I have taken two directed readings courses this term.  The first was with Henry Yu (UBC History) on Asian Americans in Global Context.  The course began with the classic texts of the Asian American movement: Sucheng Chan’s Asian Americans: An Interpretive History and Ron Takaki’s Strangers from a Distant Shore: A History of Asian Americans.  The course focused on an intellectual history of the Asian American/ethnic studies political movement.  It then branched out into the historical periods in which an Asian identity in American, Canadian, and Australian contexts were formed: in the labour migrations in the classical capitalist economies of the nineteenth-century, the political context of Cold War constructions of “Good Asians” and “Bad Asians,” and in the contemporary setting where Asians are regarded as the “model minority.”  We also explored issues such as gender, sexuality, and religion.  The final product of this course is a course syllabus that we design for undergraduates to introduce the issues of ethnic studies and Asian Americans.  My syllabus begins with an exploration of personal positionality, enters the issues by framing a narrative of the Asian American experience, and then tinkers with that narrative by exploring Asian bodies in colonial and post-colonial spaces.

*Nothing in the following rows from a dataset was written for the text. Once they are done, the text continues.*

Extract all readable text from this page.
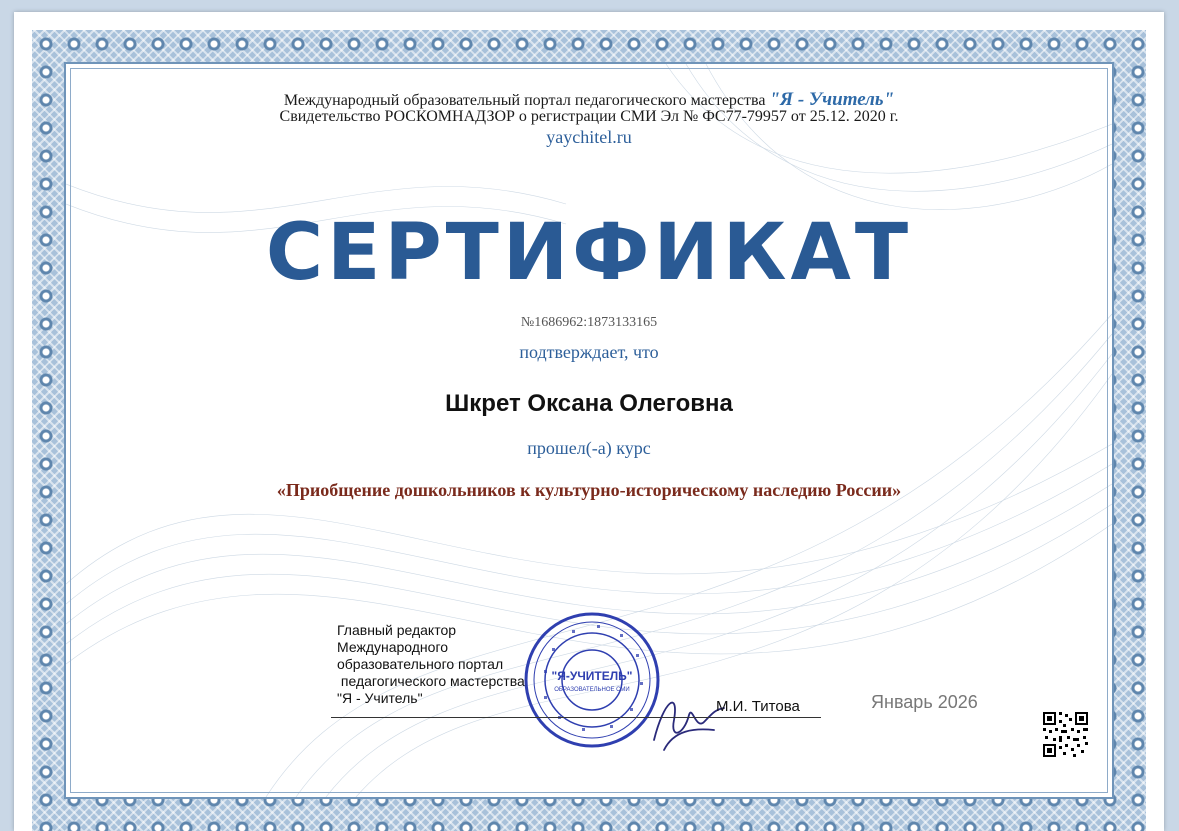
Международный образовательный портал педагогического мастерства "Я - Учитель"
Свидетельство РОСКОМНАДЗОР о регистрации СМИ Эл № ФС77-79957 от 25.12. 2020 г.
yaychitel.ru
СЕРТИФИКАТ
№1686962:1873133165
подтверждает, что
Шкрет Оксана Олеговна
прошел(-а) курс
«Приобщение дошкольников к культурно-историческому наследию России»
Главный редактор
Международного
образовательного портал
педагогического мастерства
"Я - Учитель"
"Я-УЧИТЕЛЬ"
ОБРАЗОВАТЕЛЬНОЕ СМИ
М.И. Титова	Январь 2026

The second course was with David Ley (UBC Geography) on Geographies of Religion, Secularism, and Social Theory.  The course was designed around my writing of a paper that would explore, critique, and provide new entry points into the geography of religion.  The paper has evolved into an exploration of two ways the geography of religion has been done: first, through the Berkeley school of cultural geography’s emphasis on the imprint of religion on the cultural landscape and second, through the new cultural geography’s critique of the Berkeley school and re-emphasis on the practices that make sacred spaces sacred.  I also engage thinkers on secularity such as John Milbank, Charles Taylor, and Talal Asad and introduce the notion of a grounded theology to guide ethnographic work on geographies of religion and their intersections with fields that don’t look sacred at first glance.

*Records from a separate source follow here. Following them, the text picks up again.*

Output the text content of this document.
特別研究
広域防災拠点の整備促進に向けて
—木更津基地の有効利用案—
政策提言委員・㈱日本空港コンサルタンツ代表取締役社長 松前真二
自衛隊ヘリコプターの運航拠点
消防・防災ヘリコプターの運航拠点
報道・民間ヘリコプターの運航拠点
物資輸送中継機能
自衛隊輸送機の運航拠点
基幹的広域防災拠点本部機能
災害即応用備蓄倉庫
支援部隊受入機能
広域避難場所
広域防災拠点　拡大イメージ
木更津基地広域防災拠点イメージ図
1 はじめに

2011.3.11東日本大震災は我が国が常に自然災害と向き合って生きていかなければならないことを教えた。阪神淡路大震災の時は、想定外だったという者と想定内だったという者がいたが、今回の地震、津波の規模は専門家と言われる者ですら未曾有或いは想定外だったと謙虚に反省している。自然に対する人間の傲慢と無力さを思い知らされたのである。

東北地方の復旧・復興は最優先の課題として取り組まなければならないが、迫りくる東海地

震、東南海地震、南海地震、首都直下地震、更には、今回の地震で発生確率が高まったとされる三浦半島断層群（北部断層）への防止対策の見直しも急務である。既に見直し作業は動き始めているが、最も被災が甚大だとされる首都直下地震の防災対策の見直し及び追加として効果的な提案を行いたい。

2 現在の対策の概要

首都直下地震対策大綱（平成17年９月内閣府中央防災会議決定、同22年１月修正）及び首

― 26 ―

These two courses are leading into what looks to be a very busy (but productive!) spring and summer 2010.  I have just finished a very successful conference presentation and paper presentation in Washington DC and ten days of intensive field work on the Highway to Heaven (see my previous post) and will be finishing these papers that I’ve just mentioned.  My spring review with my committee for my first year of the Ph.D. will be in mid-May.  I have taken three courses thus far: 1) cities in the Asia-Pacific region, 2) the politics of Asian America and Asian Canada, and 3) geographies of religion, secularism, and social theory.  I plan for these three courses to form the basis of the three comprehensive fields I will be examined in for my comprehensive exams in Fall 2010.  These exams will develop professional competence in these fields that will be useful for future teaching and research.

What to look out for in the Spring 2010 term:

  • A field course with Henry Yu on cultural spaces in two post-colonial cities: Singapore and Vancouver (10 May-18 June).  I am a group leader for several undergraduates doing field research.  My group will likely work on religion and the city.
  • Pacific Worlds in Motion III: Mobile Identities: a graduate student conference on Pacific migrations (2-5 June)
  • A reconnaissance trip to Hong Kong where I plan to do some grounded preliminary research on evangelical social and political activism in Hong Kong.  There will be more on this in forthcoming posts; if you would like to see me in Hong Kong, we can make arrangements! (19 June to 13 July)
  • A forthcoming paper in Population, Space, and Place based on my MA work on a transnational Hongkonger church in Metro Vancouver, British Columbia.

This academic vocation is indeed busy but very rewarding, both intellectually and personally.  I am thankful for a Ph.D. program with so much rigour that is contributing not only to my academic formation but my personal growth.  I welcome dialogue on any of the issues I’ve raised in this post (and in previous posts): I am always looking for ways to sharpen these ideas in community, whether academic or not!